Evildoing #4: p. 69, paragraph 6, L.1-infests whole chapter. Maher's imperfectness professes America should mother the 3rd-World. Uneducated-in-the-slightest Pharisees everywhere will persist loathsomely equating non-military aid with the "right kind of 3rd-World assistance". B-A-L-O-N-E-Y!!!! Maher's boycotted from calmly examining facts. Cato Institute's extensively studied, since WWII to the present, countries who've received non-military foreign-aid-results are sup-par!!!! By Cato's study, foreign-aid DOESN'T help countries whose economic policies are so constraining they need economic reform. I.E., out of 100 countries from 1980-1995, ones with A/B ratings attained real GDP growth, while countries with F-policy ratings endured shrinking, because countries receiving foreign-aid are encouraged to misallocate aid into primarily the opposite of its intent: economic stagnation. Maher also scandalizes Congress subsidizing farmers-yet it's foreign farmers who're the aggressor: 3rd-World countries injure American farmers by imposing cheap labor on their peoples, facilitating their farmers to sell their products affrontingly undervalued.
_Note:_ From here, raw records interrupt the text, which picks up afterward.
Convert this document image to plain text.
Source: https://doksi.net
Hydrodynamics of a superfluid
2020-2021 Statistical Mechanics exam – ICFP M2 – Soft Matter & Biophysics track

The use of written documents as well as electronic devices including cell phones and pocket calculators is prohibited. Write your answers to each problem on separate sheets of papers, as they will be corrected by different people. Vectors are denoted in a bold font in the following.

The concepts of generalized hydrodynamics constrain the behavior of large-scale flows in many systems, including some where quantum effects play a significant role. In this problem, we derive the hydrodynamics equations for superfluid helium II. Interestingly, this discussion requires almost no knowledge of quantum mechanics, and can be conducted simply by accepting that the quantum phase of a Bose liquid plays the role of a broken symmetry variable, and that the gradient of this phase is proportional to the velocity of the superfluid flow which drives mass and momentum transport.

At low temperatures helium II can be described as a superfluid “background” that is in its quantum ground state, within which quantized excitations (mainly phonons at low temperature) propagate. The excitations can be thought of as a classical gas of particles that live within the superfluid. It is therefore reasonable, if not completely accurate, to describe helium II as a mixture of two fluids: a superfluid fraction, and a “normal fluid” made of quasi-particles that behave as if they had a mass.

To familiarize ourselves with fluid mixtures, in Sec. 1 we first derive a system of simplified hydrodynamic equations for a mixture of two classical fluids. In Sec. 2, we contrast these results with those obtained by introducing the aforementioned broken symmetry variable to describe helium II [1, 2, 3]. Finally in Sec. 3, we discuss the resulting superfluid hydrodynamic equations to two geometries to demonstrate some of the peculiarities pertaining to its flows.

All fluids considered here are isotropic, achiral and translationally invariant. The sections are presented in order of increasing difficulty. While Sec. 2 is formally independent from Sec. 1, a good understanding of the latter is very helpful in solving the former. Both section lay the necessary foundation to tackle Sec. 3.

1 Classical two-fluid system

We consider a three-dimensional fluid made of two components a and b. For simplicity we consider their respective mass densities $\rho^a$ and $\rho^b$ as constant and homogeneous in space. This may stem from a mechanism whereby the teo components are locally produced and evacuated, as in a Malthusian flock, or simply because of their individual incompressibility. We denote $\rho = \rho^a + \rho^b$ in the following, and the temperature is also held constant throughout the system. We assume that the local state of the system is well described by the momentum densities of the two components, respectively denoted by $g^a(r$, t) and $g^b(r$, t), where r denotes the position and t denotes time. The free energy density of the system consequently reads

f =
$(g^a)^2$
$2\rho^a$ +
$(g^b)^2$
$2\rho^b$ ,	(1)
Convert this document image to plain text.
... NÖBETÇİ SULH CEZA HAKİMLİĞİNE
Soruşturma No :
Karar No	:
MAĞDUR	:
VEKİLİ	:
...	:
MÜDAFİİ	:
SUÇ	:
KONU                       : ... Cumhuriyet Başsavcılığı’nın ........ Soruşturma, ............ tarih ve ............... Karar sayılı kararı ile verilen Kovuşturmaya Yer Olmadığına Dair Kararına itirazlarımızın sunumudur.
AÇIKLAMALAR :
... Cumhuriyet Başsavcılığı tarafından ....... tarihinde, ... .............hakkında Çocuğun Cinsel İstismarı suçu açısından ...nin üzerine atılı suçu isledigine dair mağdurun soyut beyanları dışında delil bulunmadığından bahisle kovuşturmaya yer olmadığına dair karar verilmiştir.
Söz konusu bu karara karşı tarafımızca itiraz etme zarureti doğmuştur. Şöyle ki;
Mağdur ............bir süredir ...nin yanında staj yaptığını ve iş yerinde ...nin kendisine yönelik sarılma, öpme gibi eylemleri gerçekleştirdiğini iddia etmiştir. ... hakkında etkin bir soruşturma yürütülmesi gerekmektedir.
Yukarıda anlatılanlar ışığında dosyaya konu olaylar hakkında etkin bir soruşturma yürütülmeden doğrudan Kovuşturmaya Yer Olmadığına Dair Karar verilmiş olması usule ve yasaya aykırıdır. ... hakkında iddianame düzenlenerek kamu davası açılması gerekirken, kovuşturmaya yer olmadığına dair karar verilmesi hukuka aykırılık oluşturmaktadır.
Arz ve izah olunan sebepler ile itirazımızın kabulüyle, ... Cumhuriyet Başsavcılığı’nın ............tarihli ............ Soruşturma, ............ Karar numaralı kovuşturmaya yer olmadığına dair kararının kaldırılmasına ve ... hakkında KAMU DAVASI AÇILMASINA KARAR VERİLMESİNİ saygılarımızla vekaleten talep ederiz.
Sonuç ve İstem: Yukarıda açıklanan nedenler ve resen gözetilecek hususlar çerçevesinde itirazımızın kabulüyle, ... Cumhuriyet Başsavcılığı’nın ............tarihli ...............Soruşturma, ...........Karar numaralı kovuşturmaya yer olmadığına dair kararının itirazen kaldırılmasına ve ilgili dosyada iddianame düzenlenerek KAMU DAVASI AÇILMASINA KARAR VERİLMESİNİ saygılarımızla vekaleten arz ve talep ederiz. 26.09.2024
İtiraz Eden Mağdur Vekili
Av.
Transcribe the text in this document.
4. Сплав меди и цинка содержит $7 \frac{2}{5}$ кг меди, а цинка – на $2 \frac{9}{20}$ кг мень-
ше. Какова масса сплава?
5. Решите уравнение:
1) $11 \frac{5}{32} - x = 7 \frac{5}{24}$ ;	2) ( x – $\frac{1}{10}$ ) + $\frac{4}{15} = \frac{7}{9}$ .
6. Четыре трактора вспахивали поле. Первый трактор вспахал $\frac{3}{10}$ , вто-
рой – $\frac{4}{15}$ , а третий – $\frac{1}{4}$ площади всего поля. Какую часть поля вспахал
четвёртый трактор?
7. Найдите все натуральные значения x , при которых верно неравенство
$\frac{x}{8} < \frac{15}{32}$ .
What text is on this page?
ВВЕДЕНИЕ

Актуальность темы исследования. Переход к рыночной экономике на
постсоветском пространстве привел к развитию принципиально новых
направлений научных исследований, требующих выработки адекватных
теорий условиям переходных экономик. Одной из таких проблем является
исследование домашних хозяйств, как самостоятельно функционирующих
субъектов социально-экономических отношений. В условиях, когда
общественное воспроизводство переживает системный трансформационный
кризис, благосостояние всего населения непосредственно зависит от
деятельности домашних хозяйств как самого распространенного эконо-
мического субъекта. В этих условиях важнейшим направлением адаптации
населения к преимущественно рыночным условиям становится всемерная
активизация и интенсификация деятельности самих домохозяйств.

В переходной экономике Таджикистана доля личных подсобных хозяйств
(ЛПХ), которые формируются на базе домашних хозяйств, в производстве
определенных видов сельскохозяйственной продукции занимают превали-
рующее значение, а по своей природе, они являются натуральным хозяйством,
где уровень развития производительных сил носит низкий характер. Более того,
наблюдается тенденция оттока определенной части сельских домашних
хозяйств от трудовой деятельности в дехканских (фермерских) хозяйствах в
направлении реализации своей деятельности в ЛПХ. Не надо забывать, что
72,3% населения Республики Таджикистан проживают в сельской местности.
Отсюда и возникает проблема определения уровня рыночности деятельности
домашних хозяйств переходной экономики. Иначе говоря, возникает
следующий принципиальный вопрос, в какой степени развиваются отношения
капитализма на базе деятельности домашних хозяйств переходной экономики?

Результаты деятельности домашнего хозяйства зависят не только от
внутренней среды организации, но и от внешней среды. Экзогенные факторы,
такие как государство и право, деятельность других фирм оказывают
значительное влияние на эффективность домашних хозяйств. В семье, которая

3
Slight #5: p. 118, paragraph 5, L.5-7. Maher fails with Muslim boys entering madrassas to become terrorists. That's not madrassas' preeminent goal-it's radical Islam's teaching's costly side-effect. Most enrollees don't emerge ACTING on their teachings. Besides not being directly answerable, S.A. doesn't sponsor madrassas singularly. There're also Arabs from many countries across the Middle East funding them. It's double-dealing to segregate S.A., because Pakistan is also threateningly active in developing madrassas.
Maher's two not-too-shabby propositions, tighter airport security and less sensitivity. These inadequacies are still harshly shortcoming a mean to the hampering extreme of unsavory misjudgments that are solicited. Maher's impenitently bigotedly unqualified regarding ability to discuss religion, and is an unprincipled double-speaker. Regarding Iraq's war, Maher prostituted himself on talk shows where he inconsiderately invites ingloriousness on America, cursing, "Iraq's a `disaster'." Yet he perpetrates entries where he's responsibly gloating being for, "hard U.S. military a$$-kickings to ANY `gangsta-government', be it Hussein...," and accepts that Hussein could "go biological"!!!! This is the arraignment of two-faced liberals who're overflowing the entertainment "community".